Provost and Executive Vice Chancellor David E. Shulenburger praised Roberts
for his instrumental role in creating research success at KU.
“During his time at KU, the university has led the nation in obtaining
Fulbright grants for faculty, NEH fellowships and a doubling of external
research funding,” Shulenburger said. “I’m delighted
that Jim will be the next vice provost for research and will serve as
chief operating officer of KUCR.
“He knows KU at every level and will continue the progress that
he has been such an integral part in establishing.”
Roberts will lead research efforts at a time when KU has set a record
for total research expenditures—$258 million for fiscal year 2003—from
sources both outside and within the university.
“This is a great time to be at KU,” Roberts said. “We
have a tremendous opportunity to build a research powerhouse that will
drive economic growth for the state and the region. We can make KU a truly
outstanding place for students now and in the future.”

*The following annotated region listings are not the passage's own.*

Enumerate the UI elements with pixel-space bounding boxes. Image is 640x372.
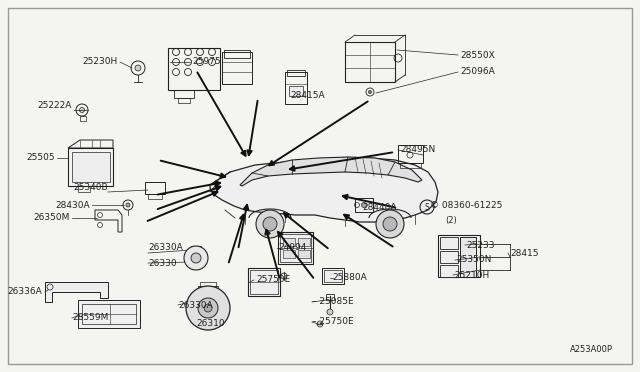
Bar [298,250,310,258]
Bar [145,182,165,194]
Bar [355,198,373,212]
Bar [148,194,162,199]
Text: 28415A: 28415A [290,90,324,99]
Bar [222,52,252,84]
Bar [78,300,140,328]
Circle shape [204,304,212,312]
Text: 25340B: 25340B [74,183,108,192]
Circle shape [369,90,371,93]
Text: 25222A: 25222A [38,100,72,109]
Polygon shape [210,158,438,222]
Circle shape [126,203,130,207]
Text: A253A00P: A253A00P [570,346,613,355]
Bar [174,90,194,98]
Bar [200,282,216,288]
Text: 26350M: 26350M [34,214,70,222]
Text: – 25750E: – 25750E [312,317,354,327]
Text: 26330A: 26330A [178,301,212,310]
Bar [72,152,110,182]
Bar [80,116,86,121]
Circle shape [317,321,323,327]
Circle shape [184,246,208,270]
Polygon shape [240,157,422,186]
Text: 25096A: 25096A [460,67,495,77]
Text: 25880A: 25880A [332,273,367,282]
Bar [440,265,458,277]
Circle shape [186,286,230,330]
Bar [78,186,90,192]
Text: 24994: 24994 [278,244,307,253]
Text: 25750E: 25750E [256,276,291,285]
Bar [191,246,201,254]
Circle shape [198,298,218,318]
Bar [322,268,344,284]
Text: (2): (2) [445,215,457,224]
Text: S: S [424,202,429,212]
Text: © 08360-61225: © 08360-61225 [430,201,502,209]
Bar [440,251,458,263]
Bar [280,234,311,262]
Circle shape [327,309,333,315]
Bar [168,48,220,90]
Bar [324,270,342,282]
Bar [250,270,278,294]
Text: – 25085E: – 25085E [312,298,354,307]
Text: 26336A: 26336A [7,288,42,296]
Circle shape [135,65,141,71]
Bar [68,148,113,186]
Text: 25505: 25505 [26,154,55,163]
Text: 25233: 25233 [466,241,495,250]
Polygon shape [45,282,108,302]
Bar [398,145,423,163]
Bar [438,235,480,277]
Circle shape [256,210,284,238]
Circle shape [362,202,367,208]
Bar [289,86,303,96]
Text: 28440A: 28440A [362,203,397,212]
Text: 25230H: 25230H [83,58,118,67]
Bar [82,304,136,324]
Text: 28550X: 28550X [460,51,495,60]
Bar [224,50,250,58]
Text: 28430A: 28430A [56,201,90,209]
Bar [440,237,458,249]
Text: 25350N: 25350N [456,256,492,264]
Text: 26330: 26330 [148,259,177,267]
Bar [326,294,334,300]
Bar [278,232,313,264]
Bar [285,72,307,104]
Bar [287,70,305,76]
Bar [298,238,310,246]
Circle shape [191,253,201,263]
Bar [400,163,421,168]
Bar [283,238,295,246]
Circle shape [79,108,84,112]
Bar [345,42,395,82]
Text: 25210H: 25210H [454,270,489,279]
Circle shape [383,217,397,231]
Circle shape [263,217,277,231]
Circle shape [376,210,404,238]
Bar [248,268,280,296]
Text: 28559M: 28559M [72,314,108,323]
Bar [198,286,218,296]
Bar [178,98,190,103]
Text: 26310: 26310 [196,320,225,328]
Text: 28415: 28415 [510,248,538,257]
Text: 25975: 25975 [192,58,221,67]
Text: 28495N: 28495N [400,145,435,154]
Text: 26330A: 26330A [148,244,183,253]
Bar [283,250,295,258]
Bar [460,237,476,277]
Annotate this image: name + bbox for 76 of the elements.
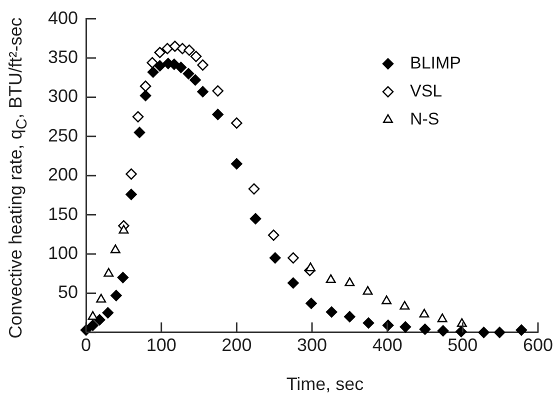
point xyxy=(212,108,224,120)
x-tick-label: 200 xyxy=(222,335,252,356)
point xyxy=(437,325,449,336)
x-tick-label: 100 xyxy=(146,335,176,356)
x-tick-label: 300 xyxy=(296,335,328,356)
point xyxy=(362,317,374,329)
y-tick-label: 100 xyxy=(48,242,78,263)
point xyxy=(162,42,174,54)
point xyxy=(362,286,373,295)
point xyxy=(269,252,281,264)
point xyxy=(248,183,260,195)
point xyxy=(147,66,159,78)
point xyxy=(190,74,201,86)
point xyxy=(326,306,338,318)
point xyxy=(197,59,208,71)
y-tick-label: 50 xyxy=(58,282,78,302)
point xyxy=(169,40,181,52)
point xyxy=(140,80,152,92)
point xyxy=(306,262,316,272)
point xyxy=(382,295,392,304)
point xyxy=(175,62,187,74)
point xyxy=(146,57,158,68)
x-axis-title: Time, sec xyxy=(286,374,364,395)
point xyxy=(110,290,122,302)
point xyxy=(419,308,430,318)
point xyxy=(88,311,98,320)
point xyxy=(87,320,98,331)
point xyxy=(306,298,317,310)
point xyxy=(419,324,431,335)
point xyxy=(400,321,412,333)
point xyxy=(118,224,129,234)
y-tick-label: 400 xyxy=(48,8,78,28)
point xyxy=(190,50,202,62)
point xyxy=(154,46,166,58)
point xyxy=(184,44,195,56)
legend-label: BLIMP xyxy=(410,53,462,72)
point xyxy=(231,158,242,170)
point xyxy=(344,277,355,286)
y-tick-label: 150 xyxy=(48,204,78,224)
point xyxy=(197,86,208,98)
y-tick-label: 350 xyxy=(48,46,78,67)
point xyxy=(437,313,448,322)
point xyxy=(132,111,144,122)
point xyxy=(400,300,410,310)
point xyxy=(456,318,467,327)
point xyxy=(231,117,242,129)
y-tick-label: 300 xyxy=(48,86,78,106)
point xyxy=(134,126,146,138)
point xyxy=(212,85,224,97)
point xyxy=(288,252,299,264)
legend-label: N-S xyxy=(410,109,440,128)
point xyxy=(478,326,490,338)
point xyxy=(268,230,280,241)
x-tick-label: 600 xyxy=(522,335,554,356)
point xyxy=(102,307,114,318)
point xyxy=(182,68,194,80)
legend-label: VSL xyxy=(410,81,442,100)
point xyxy=(126,188,137,200)
x-tick-label: 500 xyxy=(448,335,478,356)
point xyxy=(96,294,106,303)
point xyxy=(117,272,129,284)
y-tick-label: 250 xyxy=(48,125,78,146)
point xyxy=(104,268,114,277)
point xyxy=(110,244,120,254)
y-tick-label: 200 xyxy=(48,164,78,185)
point xyxy=(344,311,356,322)
x-tick-label: 400 xyxy=(372,335,402,356)
point xyxy=(494,326,506,338)
point xyxy=(288,277,299,289)
point xyxy=(516,324,528,336)
point xyxy=(250,213,262,224)
point xyxy=(326,274,336,284)
point xyxy=(154,60,166,72)
point xyxy=(140,90,152,102)
x-tick-label: 0 xyxy=(81,335,92,356)
point xyxy=(126,168,137,180)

Roberts has a long and distinguished career with research-related activities
at KU. He came to the university in 1990 as professor and chair of electrical
and computer engineering. During his tenure as chair, the ranking of KU’s
funding for electrical engineering research among public universities
improved from 61st to 21st in the nation. In 1993, he shepherded the successful
merger with the computer science department, formerly part of KU’s
College of Liberal Arts and Sciences, to form the Department of Electrical
Engineering and Computer Science.
Beginning in 1998, he served as associate vice chancellor for research
and public service and later as associate vice provost for research. In
his former role, he administered the campus research centers and institutes
and had responsibility for matching funds, research space, faculty startup
and other strategic research investments that have had a positive impact
on researchers’ ability to win major interdisciplinary awards.
Roberts graduated with a bachelor’s degree in electrical engineering
at KU; a master’s degree in electrical engineering from the Massachusetts
Institute of Technology in Cambridge; and a Ph.D. in electrical engineering
from Santa Clara University in California.
Roberts succeeds Robert E. Barnhill, who left KU in September 2003 to
begin an appointment as the National Science Foundation/Council of Graduate
Schools dean-in-residence in Washington, D.C.